One thing I will say is that I have never written so many songs in one period like this. she is right in the fact that it was a kind of muse thing. and for that I am eternally grateful. Girls are such amazing muses. Love is really. Entirely intoxicating. And as an artist I feed off of it. without love, without girls, I almost never write, and certainly not with this kind of passion... But it has its ups and downs, as with any drug. songwriting is awesome right now. I am on fire. Unstoppable. As soon as this legal battle is over, I will bury myself in the studio and just record for months straight to get all these songs down. Today it took me all of five minutes to write the song ‘everywhere she is there.’ and it’s fucking beautiful and brilliant.


“Can you imagine
what it would be like
to become aware
of an omnipresent ocean
of wild divine love
that has always been a secret to you
in the same way
that the sea is invisible to a fish?”
-- Rob Breszny

Little 8 year old Kasper from upstairs has been shouting out band names for me while I'm trying to write here... here are his ideas for cool band names. Feel free to use them: Tickle my pickle, the ek gangsters, the dark devils, pig ass, American wasteland is his favorite, the revenge of the nerds, foschizel my nizzle, Kissco, blood baths, cops on fire, happy taco, the undertaker, coming down from hell... the kid is brilliant.

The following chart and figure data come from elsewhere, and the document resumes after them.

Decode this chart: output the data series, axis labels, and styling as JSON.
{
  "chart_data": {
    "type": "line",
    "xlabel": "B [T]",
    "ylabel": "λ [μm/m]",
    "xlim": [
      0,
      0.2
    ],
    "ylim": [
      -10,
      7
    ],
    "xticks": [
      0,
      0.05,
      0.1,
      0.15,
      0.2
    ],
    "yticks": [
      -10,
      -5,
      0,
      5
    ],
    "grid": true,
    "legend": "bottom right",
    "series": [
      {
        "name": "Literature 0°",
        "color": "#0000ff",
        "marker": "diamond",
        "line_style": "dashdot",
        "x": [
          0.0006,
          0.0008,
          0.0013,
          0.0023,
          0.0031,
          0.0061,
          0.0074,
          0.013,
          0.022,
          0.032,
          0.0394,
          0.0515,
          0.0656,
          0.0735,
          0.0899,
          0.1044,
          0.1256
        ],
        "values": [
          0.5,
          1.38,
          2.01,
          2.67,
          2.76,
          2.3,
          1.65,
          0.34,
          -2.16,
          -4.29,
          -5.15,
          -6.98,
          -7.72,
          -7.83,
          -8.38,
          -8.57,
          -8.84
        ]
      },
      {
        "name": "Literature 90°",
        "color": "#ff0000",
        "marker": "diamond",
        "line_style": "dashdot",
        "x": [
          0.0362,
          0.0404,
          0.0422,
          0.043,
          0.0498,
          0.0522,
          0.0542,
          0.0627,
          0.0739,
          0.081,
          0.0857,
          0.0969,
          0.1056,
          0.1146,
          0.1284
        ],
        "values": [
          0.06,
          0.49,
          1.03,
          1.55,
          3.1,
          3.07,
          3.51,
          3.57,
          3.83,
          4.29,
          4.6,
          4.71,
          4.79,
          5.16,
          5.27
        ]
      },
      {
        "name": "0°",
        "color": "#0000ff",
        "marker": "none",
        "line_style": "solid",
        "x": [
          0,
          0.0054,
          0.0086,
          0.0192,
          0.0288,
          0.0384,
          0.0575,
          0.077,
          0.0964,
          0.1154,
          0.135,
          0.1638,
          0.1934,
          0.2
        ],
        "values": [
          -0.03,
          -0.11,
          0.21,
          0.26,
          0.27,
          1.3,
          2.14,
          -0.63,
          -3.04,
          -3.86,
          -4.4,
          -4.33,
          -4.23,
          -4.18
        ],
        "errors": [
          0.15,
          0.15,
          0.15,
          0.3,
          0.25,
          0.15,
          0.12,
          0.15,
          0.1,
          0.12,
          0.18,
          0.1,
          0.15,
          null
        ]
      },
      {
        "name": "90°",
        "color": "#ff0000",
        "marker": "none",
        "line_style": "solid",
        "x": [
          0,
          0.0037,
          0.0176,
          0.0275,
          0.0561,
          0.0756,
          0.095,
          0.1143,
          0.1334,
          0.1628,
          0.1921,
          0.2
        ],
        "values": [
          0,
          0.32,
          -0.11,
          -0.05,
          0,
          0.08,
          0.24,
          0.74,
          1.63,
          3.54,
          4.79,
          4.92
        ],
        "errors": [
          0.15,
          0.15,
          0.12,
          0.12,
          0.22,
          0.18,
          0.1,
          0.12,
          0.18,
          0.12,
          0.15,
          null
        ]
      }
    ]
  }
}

current spin. The dandy warhols Come down. I love this album so much. Listening to it on my ipod on the subway – totally packed with people. and I'm just rocking out hard with myself and these earbuds. And I'm juking up and down in my own little dandy warhols world, and everyone is looking at me like ‘this guy is going at it! he might be crazy...’ You know, when the subway is packed like that, and I mean PACKED, where everyone is just crammed together like sardines or pigs in the truck before slaughter, there is nothing like the ipod. It is survival itself when it comes to the subways. And the Dandys really do rule. I am so into them.